SUPR
Identifying metabarcoding “dark matter” from Malaise trap samples
Dnr:

NAISS 2023/5-344

Type:

NAISS Medium Compute

Principal Investigator:

Nicolas Chazot

Affiliation:

Sveriges lantbruksuniversitet

Start Date:

2023-09-28

End Date:

2024-04-01

Primary Classification:

10611: Ecology

Secondary Classification:

10612: Biological Systematics

Webpage:

Allocation

Abstract

DNA metabarcoding has enabled large-scale biodiversity studies of groups containing considerable numbers of unknown taxa, such as insects. However, DNA metabarcoding usually yields large amounts of reads that algorithms fail to assign even at the highest taxonomic ranks. This genetic data that some authors have coined the “dark matter” of environmental DNA is mainly non-eukaryote DNA or belongs to poorly known sections of the tree of life. With the proportion of assigned reads increasing dramatically in highly diverse localities, e.g. tropical areas, solving this issue is imperative.
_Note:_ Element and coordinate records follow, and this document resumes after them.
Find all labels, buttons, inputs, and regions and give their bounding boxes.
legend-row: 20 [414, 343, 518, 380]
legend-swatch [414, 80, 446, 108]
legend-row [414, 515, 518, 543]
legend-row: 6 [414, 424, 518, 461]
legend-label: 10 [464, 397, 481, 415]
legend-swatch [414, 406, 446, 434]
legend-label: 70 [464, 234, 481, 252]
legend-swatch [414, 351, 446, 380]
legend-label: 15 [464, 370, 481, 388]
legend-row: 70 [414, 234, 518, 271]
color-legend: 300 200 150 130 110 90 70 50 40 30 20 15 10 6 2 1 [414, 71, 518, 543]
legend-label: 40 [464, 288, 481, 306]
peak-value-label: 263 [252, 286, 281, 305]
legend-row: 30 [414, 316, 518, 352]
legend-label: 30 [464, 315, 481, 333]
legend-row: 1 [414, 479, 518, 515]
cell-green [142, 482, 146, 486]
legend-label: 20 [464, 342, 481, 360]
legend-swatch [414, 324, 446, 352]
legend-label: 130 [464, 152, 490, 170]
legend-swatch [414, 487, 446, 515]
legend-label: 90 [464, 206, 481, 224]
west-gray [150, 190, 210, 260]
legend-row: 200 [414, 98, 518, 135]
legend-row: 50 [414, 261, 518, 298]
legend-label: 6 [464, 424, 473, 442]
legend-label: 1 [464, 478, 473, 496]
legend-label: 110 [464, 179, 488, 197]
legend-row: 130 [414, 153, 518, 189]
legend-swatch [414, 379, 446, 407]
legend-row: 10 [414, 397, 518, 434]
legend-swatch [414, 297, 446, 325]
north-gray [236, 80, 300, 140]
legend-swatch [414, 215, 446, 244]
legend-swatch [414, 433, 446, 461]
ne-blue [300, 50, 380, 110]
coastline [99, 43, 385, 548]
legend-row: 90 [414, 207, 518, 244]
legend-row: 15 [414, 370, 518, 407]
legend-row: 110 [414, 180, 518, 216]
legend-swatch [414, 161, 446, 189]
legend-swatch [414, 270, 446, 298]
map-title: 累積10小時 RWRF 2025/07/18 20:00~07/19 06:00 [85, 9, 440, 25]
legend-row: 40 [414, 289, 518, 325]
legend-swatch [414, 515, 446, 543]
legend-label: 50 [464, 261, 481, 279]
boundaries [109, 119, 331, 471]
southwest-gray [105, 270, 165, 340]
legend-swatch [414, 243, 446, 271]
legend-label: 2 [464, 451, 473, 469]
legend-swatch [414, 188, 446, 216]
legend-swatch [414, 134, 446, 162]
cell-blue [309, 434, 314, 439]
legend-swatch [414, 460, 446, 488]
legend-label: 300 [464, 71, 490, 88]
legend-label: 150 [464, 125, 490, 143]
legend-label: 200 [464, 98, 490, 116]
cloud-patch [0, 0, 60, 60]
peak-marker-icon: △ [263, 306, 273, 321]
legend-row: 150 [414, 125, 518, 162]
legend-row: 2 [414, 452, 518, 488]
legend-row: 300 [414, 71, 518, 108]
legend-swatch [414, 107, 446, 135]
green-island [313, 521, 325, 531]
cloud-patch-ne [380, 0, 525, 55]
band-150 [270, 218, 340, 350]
One promising approach to improve classification is phylogenetic placement, where individual sequences are classified based on their placement in a reference tree. The Insect Biome Atlas project has generated large amounts of metabarcoding data of Malaise trap samples, from Swedish and Madagascar sites and a high proportion of such data fails to be even remotely identified. Our goal is to use phylogenetic placement algorithm to improve our taxonomic assignment and build a most accurate understanding of the biodiversity sampled at every sites. We are focusing on two kinds of information. For insect-related reads, we aim at obtaining a reliable family-level taxonomic assignment. For non-insect reads, we want to identify what kind of DNA accompanies these Malaise trap samples, including both Eukaryote DNA and non-Eukaryote DNA. To achieve this, we will build a reference tree spanning the entire tree of life and a higher density of reference taxa within the class Insecta. We will then run phylogenetic placement on metabarcoding data from tropical arthropod samples, amounting to tens of thousands of sequences, using EPA-NG, a maximum likelihood placement algorithm.